Ralph Waite, 1928–2014
The actor who was a father to America
Long after the television series The Waltons had been relegated to reruns, a stranger approached Ralph Waite, who had played the benevolent patriarch of the namesake Depression-era mountain family. His alter ego, she said, had been her surrogate father when she was a child. “I went to school and college because of you,” the woman told Waite. “Now I’m a lawyer, and I don’t think I would be if I hadn’t seen that show.” Waite never tired of fans telling him such stories. “I’m still amazed by that. It happens all the time,” he said.

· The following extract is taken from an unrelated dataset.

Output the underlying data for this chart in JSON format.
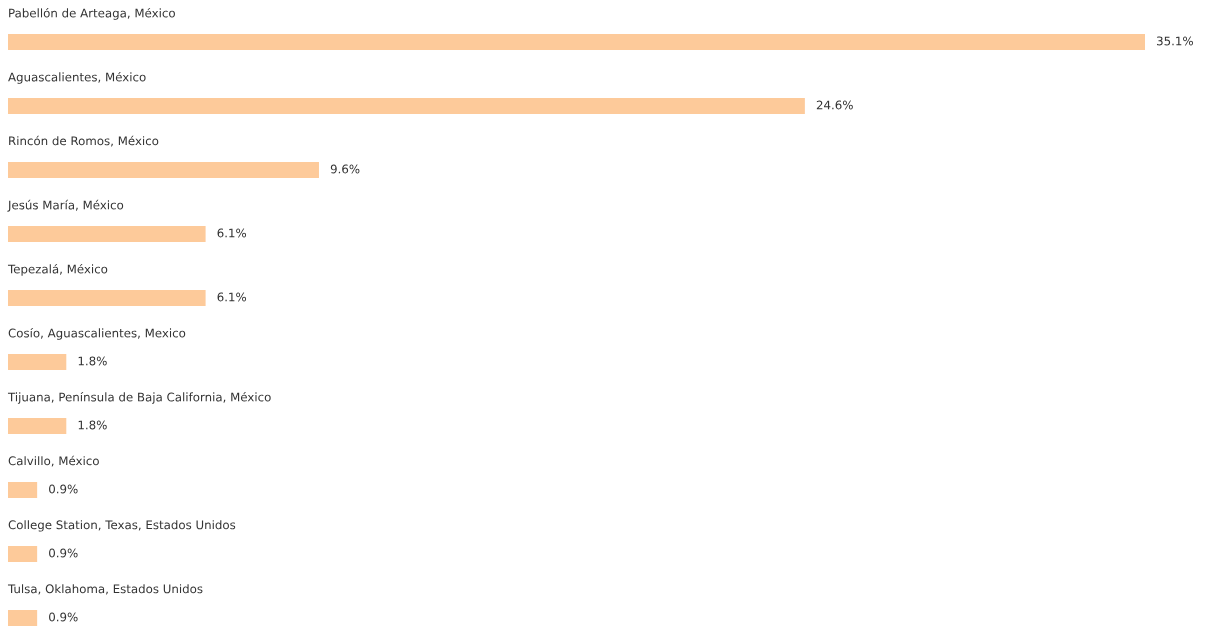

Born in White Plains, N.Y., Waite didn’t turn to theater until he was 32, said The New York Times. Before that he’d been a Marine, a social worker, a Presbyterian minister, a bartender, and a book editor. He tried out acting school on a friend’s suggestion and ended up off-Broadway in Jean Genet’s The Balcony. An acclaimed theater career led to roles in movies such as Five Easy Pieces and Cool Hand Luke, and a turn as a brutal slave runner on the TV miniseries Roots. Waite was wary of full-time television in 1971, when he assumed the role of John Walton Sr., the owner of a struggling lumber mill and softhearted, soft-spoken head of a large, loving family in rural Virginia. Waite’s character loomed large for decades after the show ended in 1981. President George H.W. Bush urged American families to be “a lot less like the Simpsons” and more like the Waltons. In 2004, John Sr. placed No. 3 in a TV Guide readers’ poll of television’s best dads of all time.
Waite battled a drinking problem for much of his career, said People.com. After The Waltons he led a program for recovering alcoholics and delved into politics, but his two congressional runs ended in defeat. He remained a familiar guest star on TV shows like NCIS and Bones. He also returned to the pulpit, preaching at a church near his Palm Desert, Calif., home. “I’m not any more moral than my neighbors,” he said. “But at the same time I feel in my bones you lose a lot of life’s value if you don’t see yourself as a member of the family of man.”